Defining Reality: A Powerful Leadership Tool You May Be Overlooking
Everyone knows that one of a leader’s greatest responsibilities is to communicate a clear and compelling vision for the future. However, there is a very powerful leadership responsibility that is often overlooked: defining the present reality.
There are hundreds of ways for the people in your organization or team to interpret the reality they work in. Some will compare your organization with other organizations. Some will judge based off some glorious past. Some will go by their feelings or personal situation. Left to chance, each person will have a different interpretation of where the team is.
Even if you’re able to communicate a compelling vision of the future, you’ll never find agreement on a pathway to get there. Each person would start from a different point to reach the agreed upon destination. A great leader must find a way to not only show people a glorious future, but to define the starting point.
“The first responsibility of a leader is to define reality” Max De Pree
Here’s an idea for making the most of this leadership tool:
Define Reality in the context of where you’re going: The Vision should be the point of comparison that defines your present reality. Any other measure is less powerful and potentially distracting for your team.

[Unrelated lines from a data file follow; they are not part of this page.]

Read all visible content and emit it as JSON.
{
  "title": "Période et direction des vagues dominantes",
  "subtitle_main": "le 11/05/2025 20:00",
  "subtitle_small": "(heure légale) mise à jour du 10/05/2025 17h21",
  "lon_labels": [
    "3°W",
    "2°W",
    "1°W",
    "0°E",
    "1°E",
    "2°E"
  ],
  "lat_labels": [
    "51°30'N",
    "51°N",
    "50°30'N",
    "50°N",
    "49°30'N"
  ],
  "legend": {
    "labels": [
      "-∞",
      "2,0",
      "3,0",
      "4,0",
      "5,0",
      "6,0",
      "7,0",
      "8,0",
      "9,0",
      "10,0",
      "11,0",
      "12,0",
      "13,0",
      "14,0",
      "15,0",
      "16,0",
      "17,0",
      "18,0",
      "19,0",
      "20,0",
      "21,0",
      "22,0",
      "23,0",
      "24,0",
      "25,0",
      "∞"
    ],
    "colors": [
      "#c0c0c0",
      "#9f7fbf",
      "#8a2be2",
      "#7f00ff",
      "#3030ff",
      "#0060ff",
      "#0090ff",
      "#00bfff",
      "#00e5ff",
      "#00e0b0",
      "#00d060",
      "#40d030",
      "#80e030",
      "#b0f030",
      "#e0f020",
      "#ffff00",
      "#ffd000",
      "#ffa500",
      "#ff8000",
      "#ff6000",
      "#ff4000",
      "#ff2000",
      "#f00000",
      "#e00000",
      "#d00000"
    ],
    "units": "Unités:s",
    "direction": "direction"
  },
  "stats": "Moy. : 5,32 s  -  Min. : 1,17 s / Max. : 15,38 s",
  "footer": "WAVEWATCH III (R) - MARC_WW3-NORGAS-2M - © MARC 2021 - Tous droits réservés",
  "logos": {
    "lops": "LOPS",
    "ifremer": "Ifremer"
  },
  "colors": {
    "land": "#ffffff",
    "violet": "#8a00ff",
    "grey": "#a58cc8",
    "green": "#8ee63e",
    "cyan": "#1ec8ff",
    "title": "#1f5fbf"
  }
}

Ex: Your organization probably has all sorts of problems. Part of defining the present reality is choosing which ones are BIG problems and which ones really don’t need that much focus. You can’t FOCUS on everything at once. Use your leadership influence to highlight the problems that stand in the way of the vision and downplay the problems that don’t.
Comparisons with the past, other organizations, and industry best practices can be helpful analysis, but they are not a powerful leadership tool until they are brought into the context of a vision for the future. An intentionally defined present reality that is communicated in the context of a compelling vision will bring a great alignment and focus to your team.
What other ways could you use defining the present reality as a leadership tool?